À propos de la conférence
For much of human history, the highest elevations of nature were pristine, distant, and objects of veneration. Sentient beings avoided the biological and economic privations of extreme heights. Marginal communities garnered subsistence at altitude. The course of world history shifted when scientific innovation, industrial capitalism, and imperial consumption transformed the Himalaya into modern mountains of empire. This talk explores the historical shifts of more than human ecologies of those mountains through a visual lens on the mobility and circulation of Indigenous people, plants, and animals as they encountered the institutions and infrastructure of the British empire.
Zoom: https://ulaval.zoom.us/j/8892424519?pwd=TFBKS3ZmRFppZmVNWUZJaXBpR1djQT09&omn=63106567514
À propos de la conférencière : Jo Sharma (University of Toronto)

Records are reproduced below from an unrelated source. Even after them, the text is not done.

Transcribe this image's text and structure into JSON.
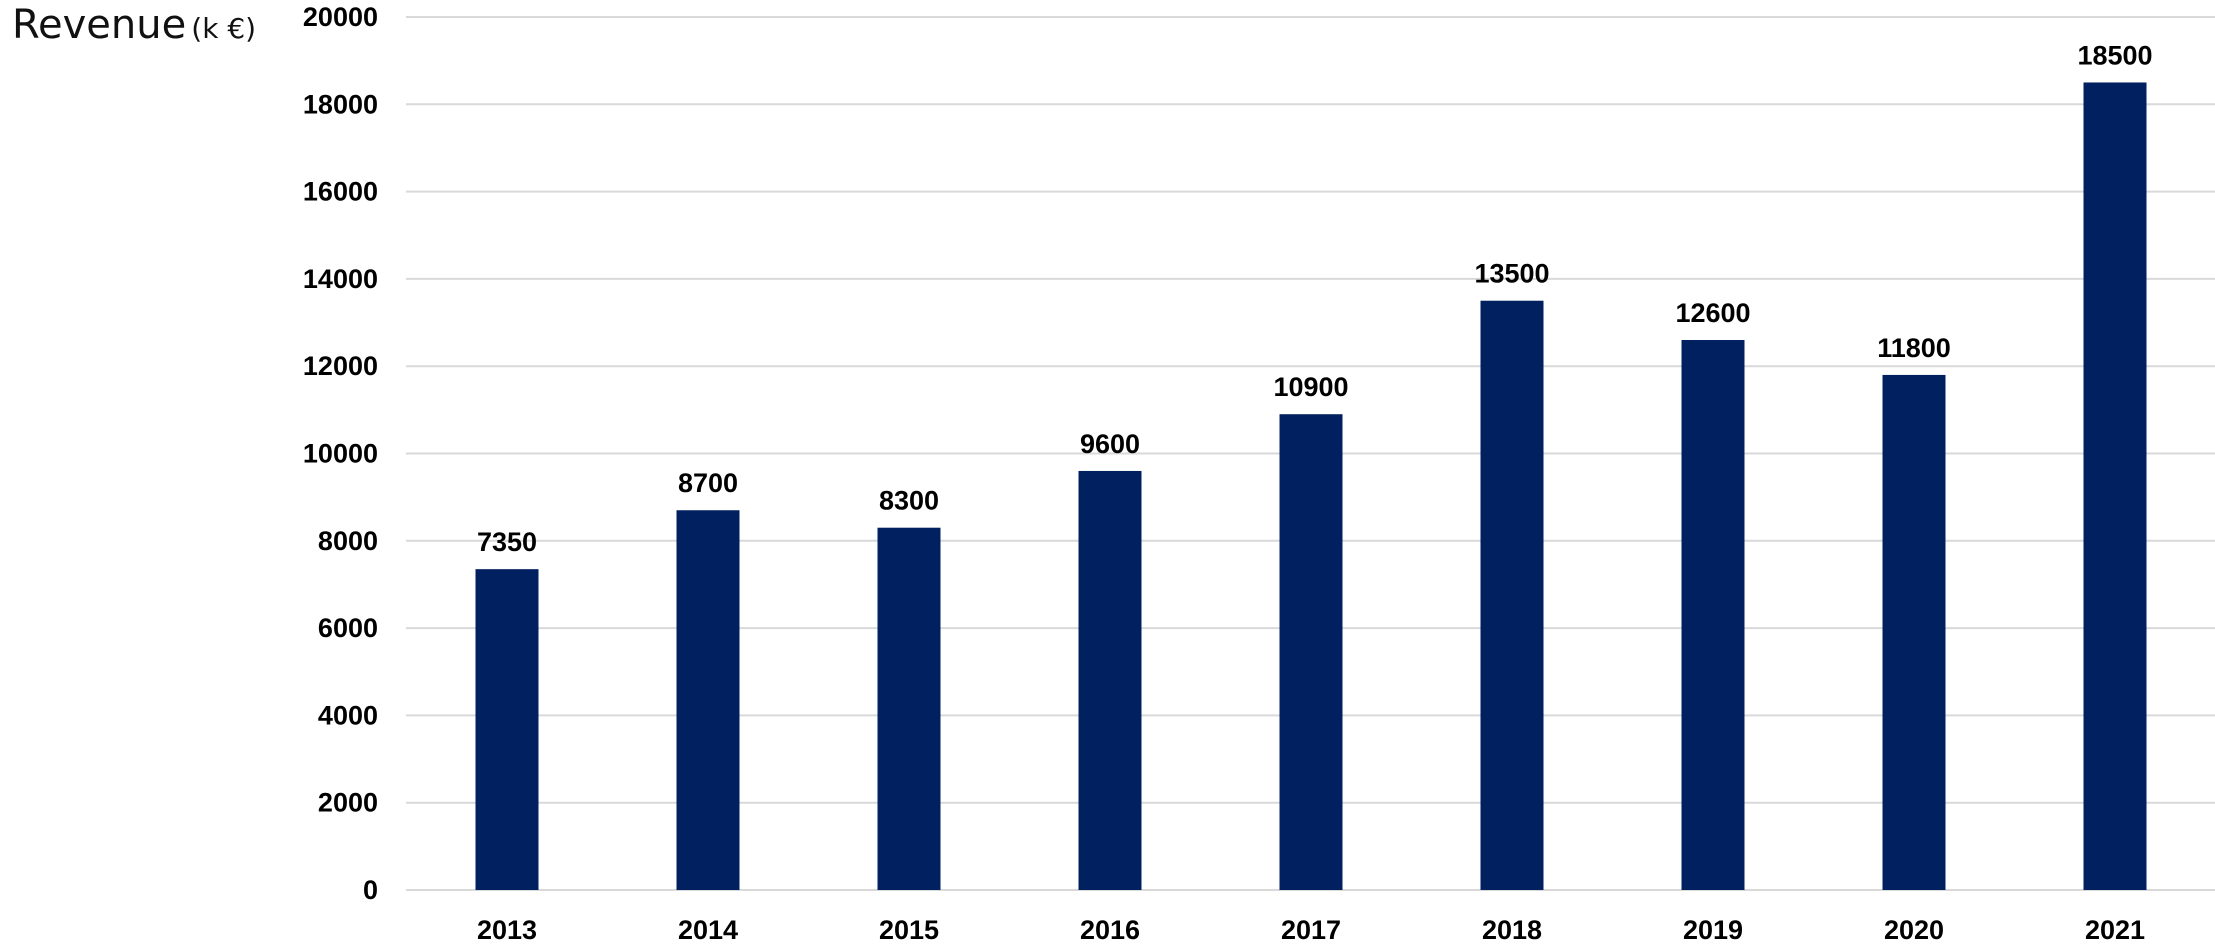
{
  "chart_data": {
    "type": "bar",
    "title": "Revenue",
    "title_unit": "(k €)",
    "xlabel": "",
    "ylabel": "",
    "categories": [
      "2013",
      "2014",
      "2015",
      "2016",
      "2017",
      "2018",
      "2019",
      "2020",
      "2021"
    ],
    "series": [
      {
        "values": [
          7350,
          8700,
          8300,
          9600,
          10900,
          13500,
          12600,
          11800,
          18500
        ]
      }
    ],
    "ylim": [
      0,
      20000
    ],
    "yticks": [
      "0",
      "2000",
      "4000",
      "6000",
      "8000",
      "10000",
      "12000",
      "14000",
      "16000",
      "18000",
      "20000"
    ],
    "data_labels": [
      "7350",
      "8700",
      "8300",
      "9600",
      "10900",
      "13500",
      "12600",
      "11800",
      "18500"
    ],
    "grid": true,
    "legend": "none",
    "colors": {
      "bar": "#002060",
      "grid": "#d9d9d9",
      "text": "#000000"
    }
  }
}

Jo Sharma is an Associate Professor of History and Food Studies at the University of Toronto. She is a member of the Graduate Department of History and the Asian Institute, and will soon join the Department of Physical and Environmental Sciences. She is a founding member of the Culinaria Research Centre. She is the author of Empire’s Garden (Duke/Permanent Black, 2011-2012) and Mountains of Empire (California, 2025). Her articles on Himalayan history have appeared in numerous journals including Himalaya, and edited book monographs. She edits the Empires in Perspectives book series for Routledge, and co-edits the Culinaria food book series for the University of Toronto Press.